Every time I see a new data loss story and the criticism of the organization or person who loses the data I am compelled to question whether we are thinking about identity theft correctly. As individuals of course we should protect our identity and avoid handing our credit card or account info to random websites or sales people over the phone.
- Never make a purchase or reveal personal information over the phone if you did not initiate the call.
- Never follow a link in an email to your bank, eBay, PayPal, or stock trading account. Never.
- Check you monthly statements for unusual activity.
- Get a credit alerting service to monitor changes to your credit card accounts.
But the real responsibility for identity defense lies with the banks, eBay, and PayPal. When financial institutions rolled out online services they assumed the liability for breached accounts. Their risk calculations were based on the expected incidents of spouses and room mates, who were privy to usernames and passwords, stealing from each other. Even now, most banks will cover your losses if your account is breached. But by being so careless banks are fueling the rise of cybercrime. I believe it is irresponsible.
Anyone savvy enough to be reading a blog right now is probably perplexed at the continued existence of spam. Have you ever bought Hoodia or Cialis from an email advertisement? Well, obviously, enough people do to make it an enticing business for spammers. But just as you cannot educate the masses to stop funneling money to the spammers, any approach to counter phishing cannot rely on end user actions. They must be countered by the banks.
If I were the brand manager at Bank of America, Wells Fargo, or Citi Group I would be mortified every time I saw a phishing email for my bank. Every single recipient, and there are millions of them, gets a strong message:
This bank is prone to phishing attacks. It does not care enough about its customers to defend their accounts. It does not understand technology. It is feeding the rise of cyber crime. This is one bank I will never do business with.
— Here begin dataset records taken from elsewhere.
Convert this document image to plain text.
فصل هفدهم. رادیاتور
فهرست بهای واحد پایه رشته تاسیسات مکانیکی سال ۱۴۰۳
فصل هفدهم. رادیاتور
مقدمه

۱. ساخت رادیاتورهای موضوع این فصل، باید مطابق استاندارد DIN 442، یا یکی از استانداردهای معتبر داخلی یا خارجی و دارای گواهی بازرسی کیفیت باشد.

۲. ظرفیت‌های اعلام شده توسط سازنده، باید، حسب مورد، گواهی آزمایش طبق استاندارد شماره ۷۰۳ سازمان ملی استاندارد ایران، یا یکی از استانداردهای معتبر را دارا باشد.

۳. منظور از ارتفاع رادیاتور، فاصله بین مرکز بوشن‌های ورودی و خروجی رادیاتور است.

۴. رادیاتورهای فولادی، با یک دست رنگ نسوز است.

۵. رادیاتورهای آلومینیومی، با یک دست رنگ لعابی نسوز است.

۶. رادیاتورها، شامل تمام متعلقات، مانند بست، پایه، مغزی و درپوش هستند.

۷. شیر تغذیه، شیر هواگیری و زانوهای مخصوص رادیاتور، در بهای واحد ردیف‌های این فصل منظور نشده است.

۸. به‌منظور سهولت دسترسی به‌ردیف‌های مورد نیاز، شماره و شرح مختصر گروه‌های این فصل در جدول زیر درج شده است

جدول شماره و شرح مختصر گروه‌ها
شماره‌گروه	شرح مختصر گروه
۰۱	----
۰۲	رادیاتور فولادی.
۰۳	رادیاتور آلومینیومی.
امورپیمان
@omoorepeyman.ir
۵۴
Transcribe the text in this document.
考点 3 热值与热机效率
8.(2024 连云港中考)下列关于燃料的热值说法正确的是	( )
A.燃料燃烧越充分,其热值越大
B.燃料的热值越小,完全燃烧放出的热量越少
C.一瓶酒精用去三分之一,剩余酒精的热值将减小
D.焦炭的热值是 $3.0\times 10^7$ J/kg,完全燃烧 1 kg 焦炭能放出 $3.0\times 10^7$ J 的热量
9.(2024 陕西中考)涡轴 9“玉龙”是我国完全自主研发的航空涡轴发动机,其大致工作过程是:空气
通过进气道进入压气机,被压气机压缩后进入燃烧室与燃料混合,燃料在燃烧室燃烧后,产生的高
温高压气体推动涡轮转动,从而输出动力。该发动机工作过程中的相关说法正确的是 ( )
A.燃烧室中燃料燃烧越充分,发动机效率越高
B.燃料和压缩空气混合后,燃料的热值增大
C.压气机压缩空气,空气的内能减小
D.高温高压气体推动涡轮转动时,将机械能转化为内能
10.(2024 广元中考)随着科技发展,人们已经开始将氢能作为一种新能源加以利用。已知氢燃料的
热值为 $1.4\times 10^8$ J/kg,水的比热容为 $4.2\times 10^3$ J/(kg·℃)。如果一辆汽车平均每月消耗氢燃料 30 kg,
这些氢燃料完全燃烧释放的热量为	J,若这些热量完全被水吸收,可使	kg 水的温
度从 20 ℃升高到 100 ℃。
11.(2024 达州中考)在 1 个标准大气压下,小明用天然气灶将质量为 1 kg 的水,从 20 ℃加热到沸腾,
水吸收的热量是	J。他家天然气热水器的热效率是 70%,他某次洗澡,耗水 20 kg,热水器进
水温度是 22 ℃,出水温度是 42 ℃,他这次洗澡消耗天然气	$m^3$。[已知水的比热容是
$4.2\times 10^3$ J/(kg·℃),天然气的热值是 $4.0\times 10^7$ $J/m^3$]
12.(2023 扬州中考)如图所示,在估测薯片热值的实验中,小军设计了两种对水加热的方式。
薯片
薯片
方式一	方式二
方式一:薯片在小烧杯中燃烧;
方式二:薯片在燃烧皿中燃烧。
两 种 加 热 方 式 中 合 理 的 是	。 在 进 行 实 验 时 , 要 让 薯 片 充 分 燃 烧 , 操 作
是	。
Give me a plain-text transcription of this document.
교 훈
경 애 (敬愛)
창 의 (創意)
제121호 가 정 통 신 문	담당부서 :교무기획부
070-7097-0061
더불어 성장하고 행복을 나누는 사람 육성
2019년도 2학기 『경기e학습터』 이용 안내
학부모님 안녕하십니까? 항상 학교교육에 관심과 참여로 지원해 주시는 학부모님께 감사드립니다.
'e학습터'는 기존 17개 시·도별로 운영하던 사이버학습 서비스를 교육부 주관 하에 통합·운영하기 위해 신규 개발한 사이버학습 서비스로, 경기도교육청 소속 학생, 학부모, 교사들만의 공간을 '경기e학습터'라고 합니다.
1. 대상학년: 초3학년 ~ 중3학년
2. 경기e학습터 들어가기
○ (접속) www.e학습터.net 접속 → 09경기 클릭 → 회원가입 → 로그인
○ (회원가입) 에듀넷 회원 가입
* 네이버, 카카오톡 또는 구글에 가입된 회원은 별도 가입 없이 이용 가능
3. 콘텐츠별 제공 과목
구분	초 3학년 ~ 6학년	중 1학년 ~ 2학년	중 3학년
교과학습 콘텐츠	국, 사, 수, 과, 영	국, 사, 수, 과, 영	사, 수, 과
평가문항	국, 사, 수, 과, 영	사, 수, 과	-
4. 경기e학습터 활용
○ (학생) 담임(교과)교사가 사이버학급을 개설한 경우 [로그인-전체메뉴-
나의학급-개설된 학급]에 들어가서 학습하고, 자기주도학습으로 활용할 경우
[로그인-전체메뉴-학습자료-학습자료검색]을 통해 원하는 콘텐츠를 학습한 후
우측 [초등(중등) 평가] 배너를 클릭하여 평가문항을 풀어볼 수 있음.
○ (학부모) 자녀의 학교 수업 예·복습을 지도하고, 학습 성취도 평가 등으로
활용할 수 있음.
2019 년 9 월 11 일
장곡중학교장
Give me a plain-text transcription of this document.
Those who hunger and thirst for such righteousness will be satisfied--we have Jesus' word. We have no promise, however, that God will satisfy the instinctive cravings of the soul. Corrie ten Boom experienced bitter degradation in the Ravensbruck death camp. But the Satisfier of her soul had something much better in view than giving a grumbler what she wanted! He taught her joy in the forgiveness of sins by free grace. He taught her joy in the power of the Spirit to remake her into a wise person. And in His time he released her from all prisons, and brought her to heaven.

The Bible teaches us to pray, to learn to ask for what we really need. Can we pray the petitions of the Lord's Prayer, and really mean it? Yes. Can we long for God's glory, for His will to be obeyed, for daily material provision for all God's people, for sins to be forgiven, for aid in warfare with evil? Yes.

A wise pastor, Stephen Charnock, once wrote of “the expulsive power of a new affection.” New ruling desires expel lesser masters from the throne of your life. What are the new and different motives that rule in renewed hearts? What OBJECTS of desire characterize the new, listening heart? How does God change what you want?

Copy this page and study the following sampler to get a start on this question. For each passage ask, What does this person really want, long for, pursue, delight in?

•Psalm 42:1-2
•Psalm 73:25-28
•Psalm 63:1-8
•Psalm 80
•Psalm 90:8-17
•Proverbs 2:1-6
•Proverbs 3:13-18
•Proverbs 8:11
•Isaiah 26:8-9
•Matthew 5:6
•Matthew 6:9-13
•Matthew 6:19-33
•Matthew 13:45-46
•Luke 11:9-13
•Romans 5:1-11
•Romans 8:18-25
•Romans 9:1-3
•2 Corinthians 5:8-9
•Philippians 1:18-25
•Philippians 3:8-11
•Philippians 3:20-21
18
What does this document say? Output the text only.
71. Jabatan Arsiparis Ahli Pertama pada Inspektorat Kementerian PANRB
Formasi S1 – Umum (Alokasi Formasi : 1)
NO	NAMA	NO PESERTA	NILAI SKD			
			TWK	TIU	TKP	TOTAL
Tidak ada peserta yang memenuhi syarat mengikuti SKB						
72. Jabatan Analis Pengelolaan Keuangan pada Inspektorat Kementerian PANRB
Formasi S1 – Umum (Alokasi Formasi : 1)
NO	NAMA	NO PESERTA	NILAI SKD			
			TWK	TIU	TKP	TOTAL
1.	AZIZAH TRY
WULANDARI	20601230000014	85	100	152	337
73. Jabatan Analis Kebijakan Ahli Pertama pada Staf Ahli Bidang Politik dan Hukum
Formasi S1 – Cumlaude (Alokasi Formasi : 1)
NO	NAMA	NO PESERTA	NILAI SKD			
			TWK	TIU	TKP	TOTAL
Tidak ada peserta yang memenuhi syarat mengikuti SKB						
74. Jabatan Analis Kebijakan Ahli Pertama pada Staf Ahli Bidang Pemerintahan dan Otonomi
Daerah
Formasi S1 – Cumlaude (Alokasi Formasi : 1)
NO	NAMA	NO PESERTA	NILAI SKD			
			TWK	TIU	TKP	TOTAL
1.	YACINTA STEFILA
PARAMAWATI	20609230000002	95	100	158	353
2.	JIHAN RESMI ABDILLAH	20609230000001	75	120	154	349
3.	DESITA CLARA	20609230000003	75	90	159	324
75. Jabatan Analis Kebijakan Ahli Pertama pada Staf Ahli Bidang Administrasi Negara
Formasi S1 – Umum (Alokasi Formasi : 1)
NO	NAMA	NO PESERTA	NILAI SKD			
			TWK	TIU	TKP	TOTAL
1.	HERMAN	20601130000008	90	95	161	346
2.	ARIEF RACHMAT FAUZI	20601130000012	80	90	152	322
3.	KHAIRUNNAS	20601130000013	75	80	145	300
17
So, the next time you hear some pundit talk about the negligence of an auditor, or a government contractor who let their laptop or even a CD get lost or stolen think about the negligence of the banks and institutions that, through their in-action, support a thriving economy of identity theft.
Here is one cool company just coming out of development that has what I think is a workable approach to account protection. Grid Data Security is headed up by serial entrepreneur Paul Sitar. They sell an appliance that manages their system of One Time Passwords. What is great is that it leverages a user’s familiarity with passwords and usernames and it does not require a token (although there are ways to incorporate those as well). The user picks their own password and can change it anytime. But when they go to login they are presented with a grid like the one pictured here.
(Click here for full size screen shot. Try to guess what my password really is!)
Instead of typing in their password they type in the number in one of the corners of each of the characters in their passwords. They chose which corner when they picked their password. So, if my password were m0ney7 and I had picked the “Lower Left” I would type in 697561, the corresponding random numbers in the grid squares.
You get pretty fast at finding your numbers after about three times logging in.
Now, this is not perfect security. I can imagine an attack that captured screen shots over a period of several weeks to get enough data to figure out your password. And, just like tokens, it is susceptible to a man-in-the-middle attack where the phisher lets you log in for them. But it would significantly raise the bar for Phishers and keystroke loggers.
The other feature is that after you log in you can view a log of account access data which is the simplest but most effective way to alert you to the fact that something phishy is going on.
If my bank had Grid’s solution I would be able to check my account from the road with no qualms. If your bank had this it would make you feel better right? It is time for banks to start taking responsibility for cybercrime.